My job is done
Updated: Feb 28, 2020
In his eulogy to our sister Tiney last year he read these words.
“I remember a pink leather couch in the sun-room of Howard Street. I remember us as children on that couch on either side of Dad. We visited many worlds filled with knights, magical trees, goblins and cursed princesses. We trod the decks of the Dawntreader with Prince Caspian and Reepicheep. We were with Sebastian in the attic of his English boarding school as he opened the pages of the book he stole from Carl Conrad CORENDAR. Both of us were in the old inn under a galleon moon, tossed upon the stormy clouds with Bess, the black-eyed landlord’s daughter, as she waited for her highwayman. The nights always ended with insane laugher whilst tickled by Dad as he chanted the mantra of the spider that wiggled and jiggled and tickled inside the silly old women.”
Somehow, he conveyed so beautifully how words tie us all together. I don’t remember a pink couch, that came when I was older. I remember a couch with a red type of material and I am sure it had faux leather on the head rest and on the arms. I have a million vague memories of Dad reading to my older sister Nic and I every night. There is something so powerful in the magic of a story. There is something that is so permanent and hopeful about the love of the written word and the ability to get lost, if only only for a few moments between the pages of a book.

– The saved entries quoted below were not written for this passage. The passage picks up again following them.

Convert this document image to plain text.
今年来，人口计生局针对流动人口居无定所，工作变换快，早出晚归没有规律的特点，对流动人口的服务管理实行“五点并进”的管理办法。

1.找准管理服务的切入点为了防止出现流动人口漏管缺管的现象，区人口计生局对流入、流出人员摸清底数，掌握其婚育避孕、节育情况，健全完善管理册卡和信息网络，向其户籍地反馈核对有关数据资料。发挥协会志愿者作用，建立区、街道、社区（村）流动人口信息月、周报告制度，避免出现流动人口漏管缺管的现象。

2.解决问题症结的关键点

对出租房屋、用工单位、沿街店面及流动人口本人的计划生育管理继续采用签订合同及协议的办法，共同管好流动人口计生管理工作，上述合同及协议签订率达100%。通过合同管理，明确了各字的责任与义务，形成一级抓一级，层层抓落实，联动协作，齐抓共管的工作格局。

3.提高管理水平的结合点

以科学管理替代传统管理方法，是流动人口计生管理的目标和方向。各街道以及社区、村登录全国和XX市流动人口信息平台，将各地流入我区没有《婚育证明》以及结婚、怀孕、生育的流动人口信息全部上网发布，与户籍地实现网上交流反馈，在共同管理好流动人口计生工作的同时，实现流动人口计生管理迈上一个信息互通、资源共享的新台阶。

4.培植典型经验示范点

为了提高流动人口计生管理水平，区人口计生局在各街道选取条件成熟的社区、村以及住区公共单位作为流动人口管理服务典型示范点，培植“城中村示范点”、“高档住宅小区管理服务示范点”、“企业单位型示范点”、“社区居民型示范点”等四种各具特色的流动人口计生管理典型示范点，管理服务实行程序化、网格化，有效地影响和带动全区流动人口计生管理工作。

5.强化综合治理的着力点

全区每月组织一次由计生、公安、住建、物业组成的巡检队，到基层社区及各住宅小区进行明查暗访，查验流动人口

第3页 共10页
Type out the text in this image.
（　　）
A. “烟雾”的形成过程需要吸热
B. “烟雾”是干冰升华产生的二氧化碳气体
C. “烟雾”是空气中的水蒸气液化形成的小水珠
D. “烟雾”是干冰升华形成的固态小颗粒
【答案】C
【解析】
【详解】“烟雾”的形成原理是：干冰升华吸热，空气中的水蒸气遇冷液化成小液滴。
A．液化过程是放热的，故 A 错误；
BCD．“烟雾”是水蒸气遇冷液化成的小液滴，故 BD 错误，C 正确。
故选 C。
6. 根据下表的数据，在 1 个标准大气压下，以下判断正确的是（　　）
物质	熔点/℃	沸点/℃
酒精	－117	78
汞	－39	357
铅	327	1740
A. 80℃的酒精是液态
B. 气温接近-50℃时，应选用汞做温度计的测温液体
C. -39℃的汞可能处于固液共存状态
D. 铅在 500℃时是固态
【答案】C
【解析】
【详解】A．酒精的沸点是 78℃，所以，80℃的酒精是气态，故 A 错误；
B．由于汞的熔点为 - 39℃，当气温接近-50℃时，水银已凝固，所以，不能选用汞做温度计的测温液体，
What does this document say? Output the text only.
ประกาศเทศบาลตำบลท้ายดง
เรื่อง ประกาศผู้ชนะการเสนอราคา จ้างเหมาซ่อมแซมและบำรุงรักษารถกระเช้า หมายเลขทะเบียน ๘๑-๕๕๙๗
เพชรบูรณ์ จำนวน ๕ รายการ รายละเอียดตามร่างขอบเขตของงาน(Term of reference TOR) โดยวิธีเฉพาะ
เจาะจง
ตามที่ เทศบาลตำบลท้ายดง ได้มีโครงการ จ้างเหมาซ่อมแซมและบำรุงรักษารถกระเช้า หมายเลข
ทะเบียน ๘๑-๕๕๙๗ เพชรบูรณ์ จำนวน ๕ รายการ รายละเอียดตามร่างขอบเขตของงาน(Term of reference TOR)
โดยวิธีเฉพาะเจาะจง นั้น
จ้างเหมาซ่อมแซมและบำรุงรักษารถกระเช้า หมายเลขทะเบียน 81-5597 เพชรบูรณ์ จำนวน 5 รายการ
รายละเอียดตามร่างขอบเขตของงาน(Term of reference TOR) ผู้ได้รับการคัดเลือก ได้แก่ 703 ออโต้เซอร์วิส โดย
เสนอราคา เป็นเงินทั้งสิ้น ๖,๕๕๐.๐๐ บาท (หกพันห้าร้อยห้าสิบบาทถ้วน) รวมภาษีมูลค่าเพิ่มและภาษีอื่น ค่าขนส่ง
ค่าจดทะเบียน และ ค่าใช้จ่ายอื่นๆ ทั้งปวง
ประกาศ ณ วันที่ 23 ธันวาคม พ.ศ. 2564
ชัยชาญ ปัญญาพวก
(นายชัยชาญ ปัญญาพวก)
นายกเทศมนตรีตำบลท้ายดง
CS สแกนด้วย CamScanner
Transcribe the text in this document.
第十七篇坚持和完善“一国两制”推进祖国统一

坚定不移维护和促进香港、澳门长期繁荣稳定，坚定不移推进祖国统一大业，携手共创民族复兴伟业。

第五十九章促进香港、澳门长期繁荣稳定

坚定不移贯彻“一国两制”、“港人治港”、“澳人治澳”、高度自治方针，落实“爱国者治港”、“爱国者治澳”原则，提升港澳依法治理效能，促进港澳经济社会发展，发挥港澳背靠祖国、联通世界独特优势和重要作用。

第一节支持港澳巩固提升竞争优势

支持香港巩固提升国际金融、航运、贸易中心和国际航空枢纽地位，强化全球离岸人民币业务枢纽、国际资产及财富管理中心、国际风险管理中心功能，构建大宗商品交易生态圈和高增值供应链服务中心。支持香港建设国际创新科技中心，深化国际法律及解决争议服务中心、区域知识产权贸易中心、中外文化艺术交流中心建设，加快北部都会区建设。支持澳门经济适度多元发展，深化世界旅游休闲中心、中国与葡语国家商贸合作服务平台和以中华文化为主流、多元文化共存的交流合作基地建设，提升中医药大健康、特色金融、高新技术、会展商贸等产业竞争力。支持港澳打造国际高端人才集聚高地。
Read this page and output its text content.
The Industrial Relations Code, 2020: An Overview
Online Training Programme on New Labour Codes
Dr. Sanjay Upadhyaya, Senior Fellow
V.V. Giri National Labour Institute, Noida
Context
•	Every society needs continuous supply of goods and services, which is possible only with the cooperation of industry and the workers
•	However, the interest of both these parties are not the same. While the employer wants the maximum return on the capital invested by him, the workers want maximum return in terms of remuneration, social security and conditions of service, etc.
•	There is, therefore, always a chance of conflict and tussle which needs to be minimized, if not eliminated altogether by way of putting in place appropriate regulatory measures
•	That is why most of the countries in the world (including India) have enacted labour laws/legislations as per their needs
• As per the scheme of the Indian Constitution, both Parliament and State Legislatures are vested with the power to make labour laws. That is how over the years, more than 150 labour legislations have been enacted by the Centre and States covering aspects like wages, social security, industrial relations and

When Archie and Rissie were born I promised myself that I would pass on the same gift that Dad had given us. The love of the written word, the obsession with books, the ability to fall in love with the characters in a story. I have been reading to Archie and Rissie ever since they were born. Children’s stories, nursery rhymes, poetry and fables. I have been reading to them for just over 10 years and I am finally coming to the realisation that that part of my job of being a mother is almost complete.
We are heading into the last chapters of The Wishing Chair collection by Enid Blyton, and I realised only a few nights ago, that Archie and Rissie are really starting to piss me off. Rissie’s legs get agitated and she moves around a lot and occasionally her copy of Anne of Avonlea will fall out from under the pillow she has on her lap. She doesn’t seem quite so enthralled either by the rather magnificent voices I give every character. She even turned a few pages the other night to see what was coming next. Archie scans the lines ahead and will have the audacity to correct me when I read the wrong word. He even asked me rather anxiously, in the middle of a chapter the other night if he would still have time to read that night. I wanted to say, “For Fuck’s sake, what the hell is it you think we are doing?” But I didn’t, as when I am with the kids, I only curse inside my head and I probably would not have liked the answer.
The annoying thing is that they remind me of someone. They remind me of someone who got agitated and flicked the pages and corrected her father when he got a word wrong. They remind me of someone who eventually said to her dad, “I think I might just read my own book tonight dad” and abandoned another parent after a decade of reading. I don’t really want to admit it, but my job is done. I had so many other books to read to them. I have Ballet Shoes waiting and the Hobbit and I know that it is no longer my job to read these books to Archie and Rissie. It is their job to read them on their own. It made me a little bit sad that my reading days are almost complete. But at least I know my job is done. That is what I keep repeating to myself anyway.
I know that I have instilled in them a love of the written word and that is all that I wanted to do. When Rissie tells me that I need to fill out her school reading diary for an extra 90 minutes that day because she could not sleep and woke at 4.30 to read her book, a little part of my does a backflip inside because already she is showing signs of being a literary obsessive. When I snap at Archie to put his book away and pack his lunch box, I only do it because I am a little jealous that he is reading, and I gave up packing lunch boxes years ago.
We have a few chapters left and I am going to milk it for all they are worth. I love the feel of their little bodies next to mine, hanging onto my every word. I know they no longer hang but are probably sitting there to be nice, but I am going to finish their final book. I hope that when they are older, possibly with children of their own, that they will think back fondly to our brown and blue couch that I got off ebay. That they will remember snuggling under the blanket when it was cold. I hope they remember those days and that they also remember to pass that love on.
I know it is only one of many jobs as a parent. But my job is done.